Veículo: Folha de São Paulo
O decreto que estabelece estado de calamidade pública no Rio, publicado no Diário Oficial nesta sexta-feira (17), apresenta argumentos incomuns para decisões do gênero, sempre atreladas a grandes desastres. A legalidade desta medida provoca discordâncias entre especialistas em direito constitucional.
Para o advogado, Marcus Vinícius Gonçalves, professor da escola de direito Insper, a situação financeira do Estado do Rio não serve como justificativa legal para um decreto de calamidade pública.
Ele ressalta que a “situação anormal” mencionada na Constituição para justificar casos do gênero não se aplicaria aos argumentos apresentados pelo governo do Rio. “O decreto aponta a Olimpíada como razão. É um absurdo”, disse Gonçalves. “Parece ter sido escrito como forma de pressão política.”
O professor de direito constitucional da PUC-SP, Roberto Dias, classificou o decreto como ilegal. Ponderou que a Constituição descreve como calamidade pública apenas situações decorrentes de desastres naturais.
“As hipóteses previstas na Constituição e regulamentadas pela lei dizem respeito a situações imprevisíveis que decorrem de causas naturais”, disse Dias. “E o caso do governo do Rio não se encaixa nessa hipótese legal. O argumento do governo é que há um problema financeiro. Não digo que não haja, mas essa fundamentação não caracteriza calamidade pública”, avaliou Dias.
Professor de direito constitucional da faculdade de Direito da Fundação Getúlio Vargas, Gustavo Schmidt considerou “inusitado” o decreto de calamidade encaminhado pelo governo do Rio.
“Não me lembro de um precedente como este”, disse o advogado, que considerou válida a argumentação do Estado. “Este decreto indica a eminência da calamidade pública, que diz respeito a uma situação de descontrole total que impacta na vida da sociedade como um todo. O Estado não poderia esperar a situação se agravar mais para tomar uma atitude”.

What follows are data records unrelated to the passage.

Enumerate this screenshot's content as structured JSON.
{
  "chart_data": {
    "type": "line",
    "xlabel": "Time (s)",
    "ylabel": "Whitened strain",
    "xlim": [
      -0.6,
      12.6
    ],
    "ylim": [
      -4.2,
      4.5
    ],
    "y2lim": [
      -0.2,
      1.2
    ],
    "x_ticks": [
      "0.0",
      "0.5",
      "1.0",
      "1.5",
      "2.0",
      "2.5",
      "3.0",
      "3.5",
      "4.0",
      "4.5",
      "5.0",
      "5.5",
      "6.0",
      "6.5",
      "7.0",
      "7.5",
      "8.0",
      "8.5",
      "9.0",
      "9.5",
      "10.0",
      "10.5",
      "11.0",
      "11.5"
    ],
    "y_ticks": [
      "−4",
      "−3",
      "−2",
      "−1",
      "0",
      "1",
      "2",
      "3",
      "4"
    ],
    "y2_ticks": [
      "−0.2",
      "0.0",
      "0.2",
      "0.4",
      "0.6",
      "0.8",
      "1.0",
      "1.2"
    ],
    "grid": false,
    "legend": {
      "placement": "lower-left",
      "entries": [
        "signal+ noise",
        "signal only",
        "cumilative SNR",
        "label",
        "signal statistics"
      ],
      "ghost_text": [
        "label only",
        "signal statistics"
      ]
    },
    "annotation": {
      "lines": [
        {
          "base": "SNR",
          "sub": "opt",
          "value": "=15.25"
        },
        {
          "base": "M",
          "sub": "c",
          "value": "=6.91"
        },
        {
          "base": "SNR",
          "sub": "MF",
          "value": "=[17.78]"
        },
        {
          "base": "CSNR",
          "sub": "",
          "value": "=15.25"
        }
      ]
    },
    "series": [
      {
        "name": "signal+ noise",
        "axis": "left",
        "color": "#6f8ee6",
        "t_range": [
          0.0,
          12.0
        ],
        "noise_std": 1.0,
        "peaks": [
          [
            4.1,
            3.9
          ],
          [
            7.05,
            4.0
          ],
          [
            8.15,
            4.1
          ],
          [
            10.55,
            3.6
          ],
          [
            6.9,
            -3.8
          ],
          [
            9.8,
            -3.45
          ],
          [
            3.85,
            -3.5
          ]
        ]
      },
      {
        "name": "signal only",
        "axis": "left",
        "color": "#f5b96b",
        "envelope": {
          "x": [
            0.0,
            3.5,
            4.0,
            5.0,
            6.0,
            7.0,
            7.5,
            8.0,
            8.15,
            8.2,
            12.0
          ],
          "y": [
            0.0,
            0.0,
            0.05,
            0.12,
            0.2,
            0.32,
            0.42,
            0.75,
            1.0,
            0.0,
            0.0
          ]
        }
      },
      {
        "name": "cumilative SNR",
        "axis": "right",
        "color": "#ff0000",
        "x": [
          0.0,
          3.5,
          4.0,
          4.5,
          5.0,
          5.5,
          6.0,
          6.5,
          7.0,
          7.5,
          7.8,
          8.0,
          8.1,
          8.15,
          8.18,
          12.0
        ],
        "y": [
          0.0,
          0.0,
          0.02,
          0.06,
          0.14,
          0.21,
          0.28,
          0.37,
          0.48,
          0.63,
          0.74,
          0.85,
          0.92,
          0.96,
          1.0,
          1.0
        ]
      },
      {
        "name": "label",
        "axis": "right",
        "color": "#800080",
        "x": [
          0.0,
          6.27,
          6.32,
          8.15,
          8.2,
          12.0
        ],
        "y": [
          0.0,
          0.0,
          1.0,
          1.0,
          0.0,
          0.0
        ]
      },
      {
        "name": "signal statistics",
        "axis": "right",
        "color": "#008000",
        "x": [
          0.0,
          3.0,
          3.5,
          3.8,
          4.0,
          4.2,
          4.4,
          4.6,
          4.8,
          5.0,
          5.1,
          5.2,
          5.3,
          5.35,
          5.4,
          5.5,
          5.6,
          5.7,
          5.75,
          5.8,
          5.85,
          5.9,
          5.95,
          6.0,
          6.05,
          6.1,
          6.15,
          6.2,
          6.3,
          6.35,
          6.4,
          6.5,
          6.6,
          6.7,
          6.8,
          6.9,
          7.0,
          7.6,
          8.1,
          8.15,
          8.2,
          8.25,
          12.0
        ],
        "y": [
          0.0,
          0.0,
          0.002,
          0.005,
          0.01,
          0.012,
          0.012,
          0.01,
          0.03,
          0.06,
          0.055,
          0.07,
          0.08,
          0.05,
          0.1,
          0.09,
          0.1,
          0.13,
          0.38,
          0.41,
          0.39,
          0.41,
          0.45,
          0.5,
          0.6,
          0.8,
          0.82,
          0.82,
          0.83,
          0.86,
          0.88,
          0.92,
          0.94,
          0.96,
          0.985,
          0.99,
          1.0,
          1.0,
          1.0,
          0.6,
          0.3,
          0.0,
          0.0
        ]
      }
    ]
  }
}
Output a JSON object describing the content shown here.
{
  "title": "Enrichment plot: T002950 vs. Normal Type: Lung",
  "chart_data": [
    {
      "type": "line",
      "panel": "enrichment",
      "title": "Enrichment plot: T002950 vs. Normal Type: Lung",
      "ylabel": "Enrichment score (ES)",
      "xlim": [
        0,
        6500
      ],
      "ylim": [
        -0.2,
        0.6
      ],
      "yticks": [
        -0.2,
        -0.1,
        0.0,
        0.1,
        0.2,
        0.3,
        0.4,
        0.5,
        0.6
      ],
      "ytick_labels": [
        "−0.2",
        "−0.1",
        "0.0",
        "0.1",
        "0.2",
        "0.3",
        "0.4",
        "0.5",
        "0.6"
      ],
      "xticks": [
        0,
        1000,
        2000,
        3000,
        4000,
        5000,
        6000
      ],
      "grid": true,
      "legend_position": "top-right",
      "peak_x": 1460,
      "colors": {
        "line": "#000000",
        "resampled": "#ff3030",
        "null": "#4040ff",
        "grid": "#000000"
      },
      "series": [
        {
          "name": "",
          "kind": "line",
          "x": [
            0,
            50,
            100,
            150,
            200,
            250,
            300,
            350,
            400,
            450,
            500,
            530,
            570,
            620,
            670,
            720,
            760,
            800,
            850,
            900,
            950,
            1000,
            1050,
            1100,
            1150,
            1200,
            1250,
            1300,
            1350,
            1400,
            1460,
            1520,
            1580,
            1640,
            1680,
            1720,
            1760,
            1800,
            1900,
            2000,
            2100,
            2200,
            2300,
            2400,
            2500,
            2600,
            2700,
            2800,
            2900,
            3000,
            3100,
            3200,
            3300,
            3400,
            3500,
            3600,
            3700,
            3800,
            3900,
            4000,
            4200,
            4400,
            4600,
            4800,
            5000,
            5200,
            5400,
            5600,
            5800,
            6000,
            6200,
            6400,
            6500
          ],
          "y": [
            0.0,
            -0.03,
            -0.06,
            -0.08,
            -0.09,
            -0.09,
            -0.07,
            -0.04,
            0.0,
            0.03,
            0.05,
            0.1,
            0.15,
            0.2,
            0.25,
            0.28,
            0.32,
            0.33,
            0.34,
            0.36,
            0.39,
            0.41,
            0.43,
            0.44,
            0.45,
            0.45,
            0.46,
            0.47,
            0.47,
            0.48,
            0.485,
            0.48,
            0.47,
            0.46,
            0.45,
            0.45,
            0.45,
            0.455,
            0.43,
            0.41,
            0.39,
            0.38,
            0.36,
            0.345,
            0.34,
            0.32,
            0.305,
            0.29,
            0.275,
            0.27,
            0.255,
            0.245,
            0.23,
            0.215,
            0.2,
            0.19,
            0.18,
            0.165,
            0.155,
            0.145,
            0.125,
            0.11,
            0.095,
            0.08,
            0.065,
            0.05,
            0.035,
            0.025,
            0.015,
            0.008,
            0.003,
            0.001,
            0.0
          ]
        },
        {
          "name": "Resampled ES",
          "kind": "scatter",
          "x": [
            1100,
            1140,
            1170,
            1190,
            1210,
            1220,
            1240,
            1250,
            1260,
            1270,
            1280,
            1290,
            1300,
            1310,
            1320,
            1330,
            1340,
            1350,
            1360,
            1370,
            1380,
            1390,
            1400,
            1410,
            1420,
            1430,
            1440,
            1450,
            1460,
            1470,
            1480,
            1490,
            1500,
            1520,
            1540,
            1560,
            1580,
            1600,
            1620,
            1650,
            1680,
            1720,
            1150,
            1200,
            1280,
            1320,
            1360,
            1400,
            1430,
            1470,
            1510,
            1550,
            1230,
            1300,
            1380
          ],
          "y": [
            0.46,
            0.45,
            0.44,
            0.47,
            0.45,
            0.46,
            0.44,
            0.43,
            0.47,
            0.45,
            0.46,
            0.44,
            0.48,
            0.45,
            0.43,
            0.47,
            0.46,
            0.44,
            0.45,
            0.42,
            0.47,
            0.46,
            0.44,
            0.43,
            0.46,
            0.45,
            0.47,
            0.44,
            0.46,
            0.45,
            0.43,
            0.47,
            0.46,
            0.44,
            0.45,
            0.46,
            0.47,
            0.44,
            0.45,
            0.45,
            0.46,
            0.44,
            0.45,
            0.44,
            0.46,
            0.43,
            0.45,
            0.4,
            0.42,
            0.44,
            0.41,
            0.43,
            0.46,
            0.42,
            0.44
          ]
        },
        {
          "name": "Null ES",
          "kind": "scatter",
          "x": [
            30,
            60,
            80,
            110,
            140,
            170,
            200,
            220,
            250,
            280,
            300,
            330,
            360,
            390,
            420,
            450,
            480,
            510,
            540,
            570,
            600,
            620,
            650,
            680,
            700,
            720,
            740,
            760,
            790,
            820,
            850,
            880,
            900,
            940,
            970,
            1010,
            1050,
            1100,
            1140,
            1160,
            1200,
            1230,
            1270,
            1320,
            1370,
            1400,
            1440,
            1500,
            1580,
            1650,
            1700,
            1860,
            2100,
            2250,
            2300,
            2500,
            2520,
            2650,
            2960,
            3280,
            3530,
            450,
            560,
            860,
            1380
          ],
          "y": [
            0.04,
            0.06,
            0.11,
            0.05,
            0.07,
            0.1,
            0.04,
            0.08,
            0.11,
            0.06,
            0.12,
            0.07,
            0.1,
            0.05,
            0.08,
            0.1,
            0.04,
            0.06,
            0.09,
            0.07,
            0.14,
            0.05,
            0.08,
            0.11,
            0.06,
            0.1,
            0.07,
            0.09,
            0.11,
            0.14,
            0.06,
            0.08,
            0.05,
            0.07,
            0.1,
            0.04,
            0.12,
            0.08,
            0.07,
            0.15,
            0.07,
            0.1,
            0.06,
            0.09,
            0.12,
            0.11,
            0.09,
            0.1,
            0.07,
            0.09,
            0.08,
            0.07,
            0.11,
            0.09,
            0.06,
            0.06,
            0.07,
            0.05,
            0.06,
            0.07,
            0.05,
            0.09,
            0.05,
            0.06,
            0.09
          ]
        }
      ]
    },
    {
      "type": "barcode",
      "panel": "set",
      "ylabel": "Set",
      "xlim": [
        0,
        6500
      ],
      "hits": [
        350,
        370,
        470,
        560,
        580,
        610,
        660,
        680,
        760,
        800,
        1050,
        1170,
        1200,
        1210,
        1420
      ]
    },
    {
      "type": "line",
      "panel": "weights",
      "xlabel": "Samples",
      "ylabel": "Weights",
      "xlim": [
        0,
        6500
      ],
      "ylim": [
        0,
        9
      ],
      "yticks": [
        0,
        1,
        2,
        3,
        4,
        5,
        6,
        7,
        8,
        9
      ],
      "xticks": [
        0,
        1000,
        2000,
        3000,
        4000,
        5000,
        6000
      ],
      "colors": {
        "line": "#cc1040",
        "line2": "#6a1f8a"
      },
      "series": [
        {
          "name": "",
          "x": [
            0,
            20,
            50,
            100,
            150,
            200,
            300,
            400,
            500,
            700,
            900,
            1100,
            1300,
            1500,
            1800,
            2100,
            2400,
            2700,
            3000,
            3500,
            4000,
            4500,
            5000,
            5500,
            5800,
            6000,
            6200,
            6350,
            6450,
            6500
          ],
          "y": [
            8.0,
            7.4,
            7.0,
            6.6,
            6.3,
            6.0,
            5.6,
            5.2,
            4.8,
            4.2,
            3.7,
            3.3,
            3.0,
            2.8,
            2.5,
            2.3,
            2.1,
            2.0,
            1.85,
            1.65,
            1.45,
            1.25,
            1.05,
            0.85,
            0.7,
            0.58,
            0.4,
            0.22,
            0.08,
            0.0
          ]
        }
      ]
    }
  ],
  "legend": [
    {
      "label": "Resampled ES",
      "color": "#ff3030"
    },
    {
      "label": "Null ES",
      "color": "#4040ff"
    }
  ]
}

Em nota, o presidente da Fundação Getúlio Vargas, Carlos Ivan Simonsen Leal, considerou a medida “exemplar e corajosa, que permite trazer à tona a dificílima realidade fiscal do Estado do Rio”.
ENTENDA
Em um jantar na última quinta-feira, o governador em exercício do Rio, Francisco Dornelles (PP), levou ao presidente interino Michel Temer a proposta de um decreto para destravar os repasses do governo federal ao Estado.
Também estavam presentes o ministro da Fazenda, Henrique Meirelles, o secretário do Programa de Parcerias e Investimentos, Moreira Franco, o prefeito do Rio, Eduardo Paes, e o presidente da Assembleia Legislativa do Rio, Jorge Picciani.
O Rio não pode receber verba federal porque deu um calote na Agência Francesa de Desenvolvimento em maio. O decreto, na prática, contorna a restrição legal.